Eine Erkrankung des Gehirns zu haben respektive eine Erkrankung, die sich multisystemisch vom Gehirn ausbreitet und den ganzen Körper langsam tötet, in einer Art schleichendem Prozess, ist sehr spooky. Es ist ja nach wie vor unklar, was Menschen mit Myalgischer Encephalomyelitis so krank macht, dass sie sich als lebende Tote bezeichnen müssen. Diese Diskrepanz von Unwissen und fehlender Forschung, von nicht vorhandender Sichtbarkeit und medizinischer Versorgung usw. und dem Grad an Invalidität, ebenfalls unsichtbar, macht das Erleben dieser Erkrankung mit den Jahren gespenstisch, denn es kommt durchaus einer Umnachtung gleich, über Jahrzehnte so dazuliegen (besonders im Winter! Im Sommer ist das besser, wenn man es schafft, auch draussen, unter der Sonne zu liegen!)
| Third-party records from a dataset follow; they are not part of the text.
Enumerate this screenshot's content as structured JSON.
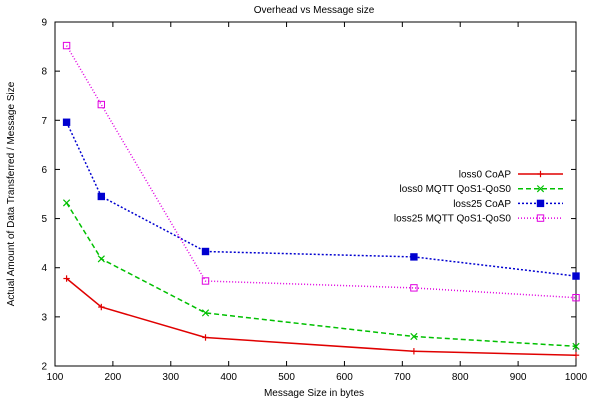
{
  "chart_data": {
    "type": "line",
    "title": "Overhead vs Message size",
    "xlabel": "Message Size in bytes",
    "ylabel": "Actual Amount of Data Transferred / Message Size",
    "xlim": [
      100,
      1000
    ],
    "ylim": [
      2,
      9
    ],
    "xticks": [
      100,
      200,
      300,
      400,
      500,
      600,
      700,
      800,
      900,
      1000
    ],
    "yticks": [
      2,
      3,
      4,
      5,
      6,
      7,
      8,
      9
    ],
    "grid": false,
    "legend_position": "right",
    "series": [
      {
        "name": "loss0 CoAP",
        "color": "#e00000",
        "dash": "solid",
        "marker": "plus",
        "x": [
          120,
          180,
          360,
          720,
          1000
        ],
        "values": [
          3.78,
          3.2,
          2.58,
          2.3,
          2.22
        ]
      },
      {
        "name": "loss0 MQTT QoS1-QoS0",
        "color": "#00c000",
        "dash": "dashed",
        "marker": "cross",
        "x": [
          120,
          180,
          360,
          720,
          1000
        ],
        "values": [
          5.32,
          4.18,
          3.08,
          2.6,
          2.4
        ]
      },
      {
        "name": "loss25 CoAP",
        "color": "#0000d0",
        "dash": "dotted",
        "marker": "filled-square",
        "x": [
          120,
          180,
          360,
          720,
          1000
        ],
        "values": [
          6.96,
          5.45,
          4.33,
          4.22,
          3.83
        ]
      },
      {
        "name": "loss25 MQTT QoS1-QoS0",
        "color": "#e000e0",
        "dash": "fine-dotted",
        "marker": "open-square",
        "x": [
          120,
          180,
          360,
          720,
          1000
        ],
        "values": [
          8.52,
          7.32,
          3.73,
          3.59,
          3.39
        ]
      }
    ]
  }
}
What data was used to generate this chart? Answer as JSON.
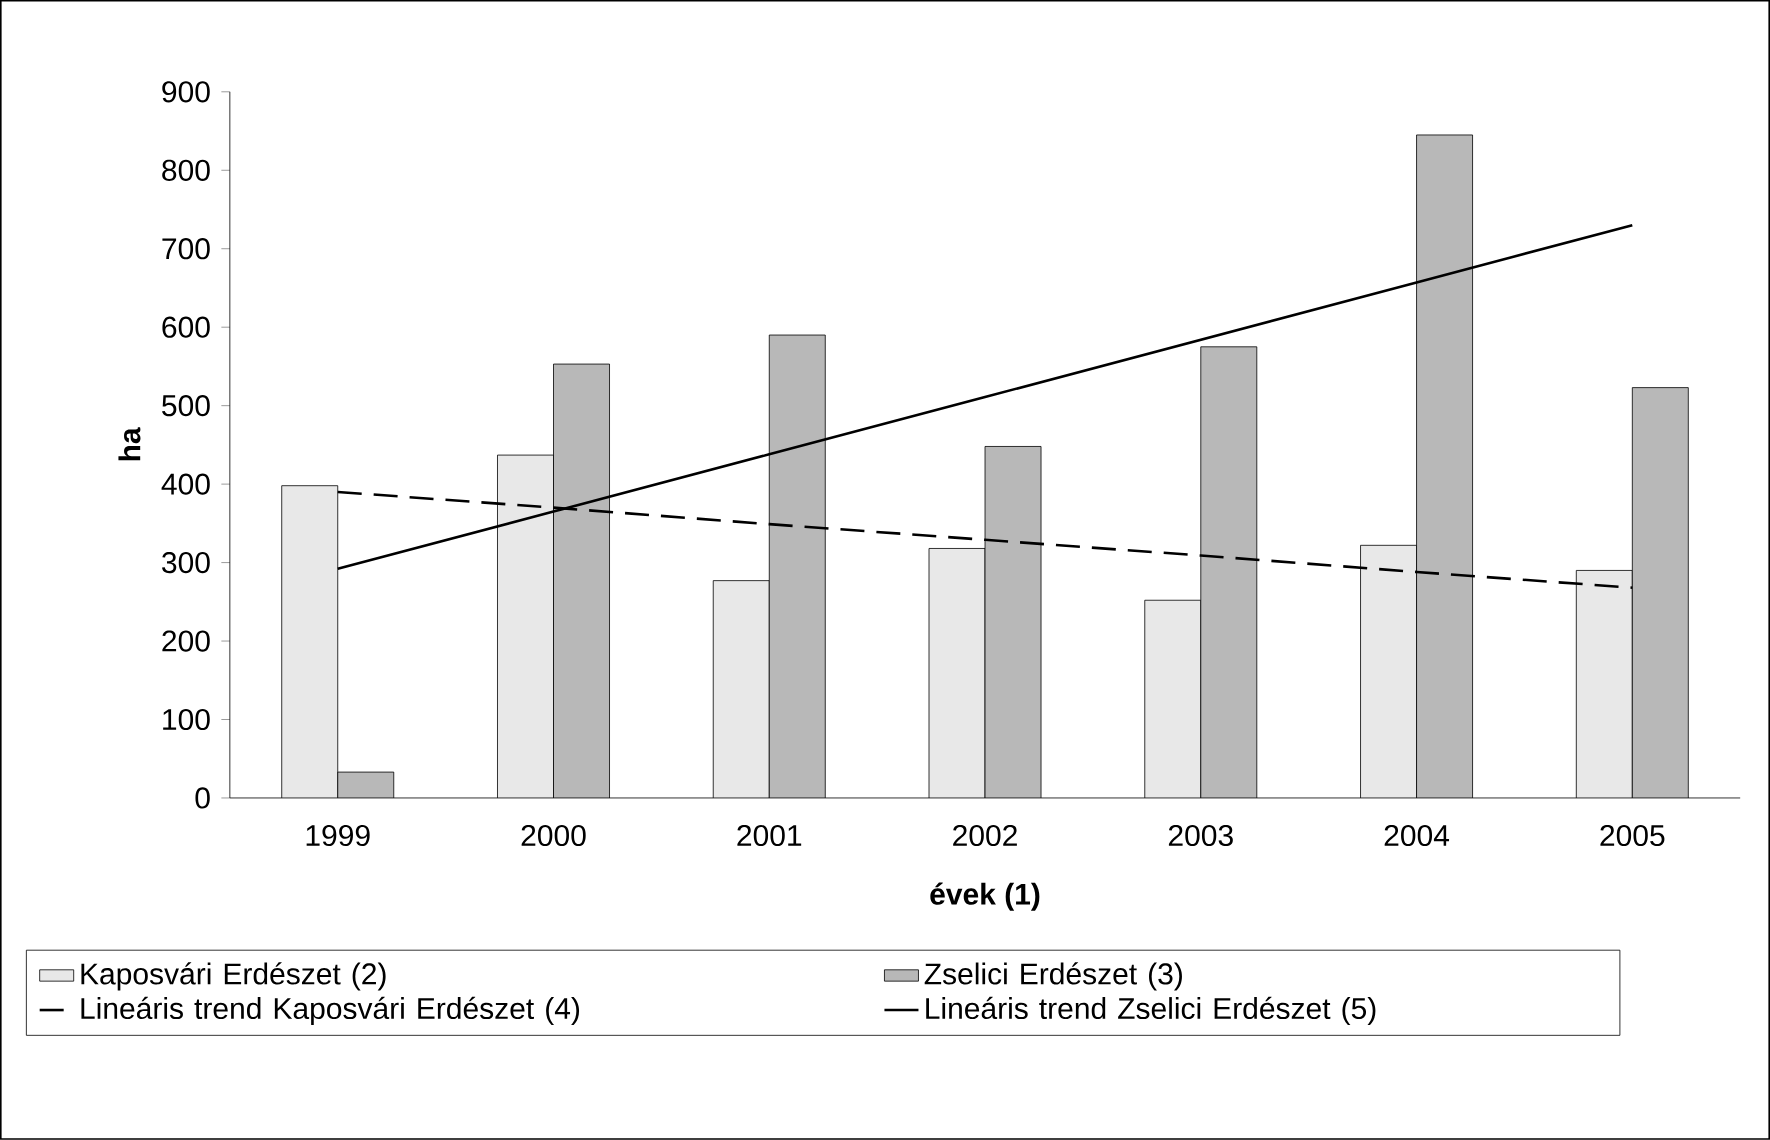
{
  "chart_data": {
    "type": "bar",
    "xlabel": "évek (1)",
    "ylabel": "ha",
    "categories": [
      "1999",
      "2000",
      "2001",
      "2002",
      "2003",
      "2004",
      "2005"
    ],
    "series": [
      {
        "name": "Kaposvári Erdészet (2)",
        "color": "#e8e8e8",
        "values": [
          398,
          437,
          277,
          318,
          252,
          322,
          290
        ]
      },
      {
        "name": "Zselici Erdészet (3)",
        "color": "#b8b8b8",
        "values": [
          33,
          553,
          590,
          448,
          575,
          845,
          523
        ]
      },
      {
        "name": "Lineáris trend Kaposvári Erdészet (4)",
        "type": "line",
        "line_style": "dashed",
        "color": "#000000",
        "values": [
          390,
          370,
          349,
          329,
          309,
          288,
          268
        ]
      },
      {
        "name": "Lineáris trend Zselici Erdészet (5)",
        "type": "line",
        "line_style": "solid",
        "color": "#000000",
        "values": [
          292,
          365,
          438,
          511,
          584,
          657,
          730
        ]
      }
    ],
    "ylim": [
      0,
      900
    ],
    "yticks": [
      0,
      100,
      200,
      300,
      400,
      500,
      600,
      700,
      800,
      900
    ],
    "grid": false,
    "legend": "bottom",
    "marker": "none"
  }
}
Anfangs Dezember hatte ich in einem Affekt der Verzweiflung, einen letzten Versuch unternommen, mir einen Zugang zur Wirklichkeit zu verschaffen: ich war als Freiwillige im Robert-Walser-Zentrum schnuppern. Mein Einsatz hätte vier Stunden gedauert, ich hätte die spärlichen Besucher empfangen und wenig Reize gehabt, aber viele interessante und mirgeliebte Bücher von Robert Walser um mich herum. Aber nach einer Stunde konnte ich nicht mehr sitzen, und mit einer Yogamatte in einem Kulturzentrum herum liegen, geht halt nicht.
Es war fürchterlich. Einerseits diese fast schlaganfallähnliche kognitive und neurologische Amnesie, die mich in der aufrechten Position heimsuchte, dieses Vakuum durch die Prozesse im Gehirn durch mangelnde Sauerstoffversorgung, des zu geringen Blutvolumens, es war spooky und physischer Horror, doch fast noch schlimmer war die Einsicht, dass ich mich geschlagen geben musste und einsehen, dass diese Erkrankung einen tödlich krank macht ohne Tod, obschon man jahrzehntelang alles macht, um diesen Tatbestand zu umgehen und auszutricksen …. denn, weil man ja trotzdem nicht stirbt, auf lange Zeit hinaus nicht, ist man ständig in Versuchung zu leben und wieder aktiv zu sein, was aber schädlich ist und ohne Therapie ins Aus/die Umnachtung befördert.
Ich hoffe sehr, dass Exit dieses Jahr grünes Licht gibt, aber meine Chancen stehen nicht sehr gut.